I’ve always been fascinated by the Navier-Stokes equations. They’re like the “laws of physics” for fluids, telling us how fluids like water or air move under various forces. It’s amazing how these equations, which come from Newton’s second law and account for things like pressure and viscosity, can predict the complex behavior of fluids.
One problem that’s always intrigued me is the cavity flow problem. It’s a classic scenario in fluid dynamics where you have a square box filled with fluid. The top of the box (the lid) slides to one side, but the rest of the box stays still. This sets up a circulating flow inside the box, which is fascinating to watch and study.
The Python code I’ve been looking at solves this problem using the Navier-Stokes equations. It starts by setting up a grid for the box and defining the properties of the fluid. Then it uses a function called build_up_b to calculate the right-hand side of an equation related to pressure. This equation, called the pressure Poisson equation, comes from the continuity equation and the Navier-Stokes equations.
Next, the code uses a function called pressure_poisson to solve the pressure Poisson equation. This is done iteratively, which means the function keeps refining its solution until it’s good enough.

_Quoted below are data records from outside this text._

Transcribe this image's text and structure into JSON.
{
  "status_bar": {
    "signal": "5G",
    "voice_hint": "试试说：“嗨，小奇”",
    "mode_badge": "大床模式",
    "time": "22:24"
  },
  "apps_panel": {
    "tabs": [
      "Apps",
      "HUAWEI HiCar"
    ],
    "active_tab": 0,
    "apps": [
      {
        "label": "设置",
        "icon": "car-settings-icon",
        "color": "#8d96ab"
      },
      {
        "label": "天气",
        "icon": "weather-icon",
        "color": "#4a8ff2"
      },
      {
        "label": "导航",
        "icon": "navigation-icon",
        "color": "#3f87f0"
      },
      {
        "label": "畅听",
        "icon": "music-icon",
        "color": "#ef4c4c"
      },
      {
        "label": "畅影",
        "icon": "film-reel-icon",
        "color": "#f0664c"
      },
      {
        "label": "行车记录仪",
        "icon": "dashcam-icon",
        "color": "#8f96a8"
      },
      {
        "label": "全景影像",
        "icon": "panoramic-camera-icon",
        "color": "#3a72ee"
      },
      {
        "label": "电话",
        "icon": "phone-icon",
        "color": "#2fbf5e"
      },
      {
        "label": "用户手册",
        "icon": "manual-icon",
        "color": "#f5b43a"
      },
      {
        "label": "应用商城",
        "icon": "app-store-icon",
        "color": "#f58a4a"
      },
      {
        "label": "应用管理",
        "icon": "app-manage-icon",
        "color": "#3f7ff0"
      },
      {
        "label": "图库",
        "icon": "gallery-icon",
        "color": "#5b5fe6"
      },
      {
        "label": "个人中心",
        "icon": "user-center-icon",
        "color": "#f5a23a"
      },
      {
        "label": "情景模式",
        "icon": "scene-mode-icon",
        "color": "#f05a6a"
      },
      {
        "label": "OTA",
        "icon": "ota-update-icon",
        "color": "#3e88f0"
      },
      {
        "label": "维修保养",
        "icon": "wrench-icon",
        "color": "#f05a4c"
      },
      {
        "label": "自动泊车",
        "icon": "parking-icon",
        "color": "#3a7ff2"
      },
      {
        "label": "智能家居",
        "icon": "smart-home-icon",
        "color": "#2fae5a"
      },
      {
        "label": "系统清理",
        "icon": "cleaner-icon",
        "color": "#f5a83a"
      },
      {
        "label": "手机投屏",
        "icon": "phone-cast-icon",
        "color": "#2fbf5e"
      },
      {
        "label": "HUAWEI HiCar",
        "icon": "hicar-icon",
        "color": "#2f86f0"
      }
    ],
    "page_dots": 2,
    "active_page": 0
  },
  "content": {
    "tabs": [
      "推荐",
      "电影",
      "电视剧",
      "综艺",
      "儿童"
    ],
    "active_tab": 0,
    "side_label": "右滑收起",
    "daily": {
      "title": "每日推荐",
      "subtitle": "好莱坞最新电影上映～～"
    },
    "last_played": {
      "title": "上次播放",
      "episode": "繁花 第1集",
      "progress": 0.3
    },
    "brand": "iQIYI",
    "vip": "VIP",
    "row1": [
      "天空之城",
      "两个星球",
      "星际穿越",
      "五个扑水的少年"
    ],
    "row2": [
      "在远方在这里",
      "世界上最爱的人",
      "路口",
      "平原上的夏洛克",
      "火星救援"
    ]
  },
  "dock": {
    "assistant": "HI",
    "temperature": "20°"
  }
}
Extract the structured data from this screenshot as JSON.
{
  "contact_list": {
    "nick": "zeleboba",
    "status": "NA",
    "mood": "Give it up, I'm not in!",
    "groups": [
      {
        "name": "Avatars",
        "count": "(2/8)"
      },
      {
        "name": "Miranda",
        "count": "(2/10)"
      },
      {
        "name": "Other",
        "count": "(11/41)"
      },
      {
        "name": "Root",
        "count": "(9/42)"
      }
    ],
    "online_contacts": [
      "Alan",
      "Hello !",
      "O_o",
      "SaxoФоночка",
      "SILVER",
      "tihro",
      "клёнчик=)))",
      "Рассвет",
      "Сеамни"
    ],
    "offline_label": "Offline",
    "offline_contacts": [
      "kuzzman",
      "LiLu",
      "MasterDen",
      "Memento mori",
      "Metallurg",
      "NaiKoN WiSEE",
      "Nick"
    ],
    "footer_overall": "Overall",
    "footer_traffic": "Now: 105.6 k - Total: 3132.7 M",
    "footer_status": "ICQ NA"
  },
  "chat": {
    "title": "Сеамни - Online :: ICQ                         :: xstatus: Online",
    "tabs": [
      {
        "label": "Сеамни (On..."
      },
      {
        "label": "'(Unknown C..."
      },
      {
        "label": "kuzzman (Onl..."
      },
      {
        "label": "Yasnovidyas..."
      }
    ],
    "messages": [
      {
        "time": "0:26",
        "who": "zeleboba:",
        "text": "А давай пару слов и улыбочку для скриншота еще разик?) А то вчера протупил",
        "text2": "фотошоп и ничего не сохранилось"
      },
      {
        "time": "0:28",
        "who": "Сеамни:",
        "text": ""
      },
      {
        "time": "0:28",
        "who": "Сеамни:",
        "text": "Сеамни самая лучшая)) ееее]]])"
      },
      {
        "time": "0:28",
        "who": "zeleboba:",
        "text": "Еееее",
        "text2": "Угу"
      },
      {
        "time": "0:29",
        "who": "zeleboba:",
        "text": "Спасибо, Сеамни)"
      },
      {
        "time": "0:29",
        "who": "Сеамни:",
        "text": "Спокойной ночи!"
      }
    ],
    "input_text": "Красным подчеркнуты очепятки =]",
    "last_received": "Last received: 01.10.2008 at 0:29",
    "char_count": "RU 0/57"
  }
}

This ensures that the amount of fluid going into any point in the box equals the amount of fluid coming out, which is a fundamental principle in fluid dynamics.
Then the code uses a function called cavity_flow to calculate the velocity of the fluid at each point in the box for each moment in time. It does this by updating the velocity based on the Navier-Stokes equations and the pressure calculated earlier.
Finally, the code plots the pressure and velocity of the fluid at the final moment in time. This gives a detailed picture of the fluid’s motion inside the box, which is really cool to see!
I find it amazing how we can use mathematics and programming to solve such complex problems and gain insights into the behavior of fluids. It’s a testament to the power of computational fluid dynamics!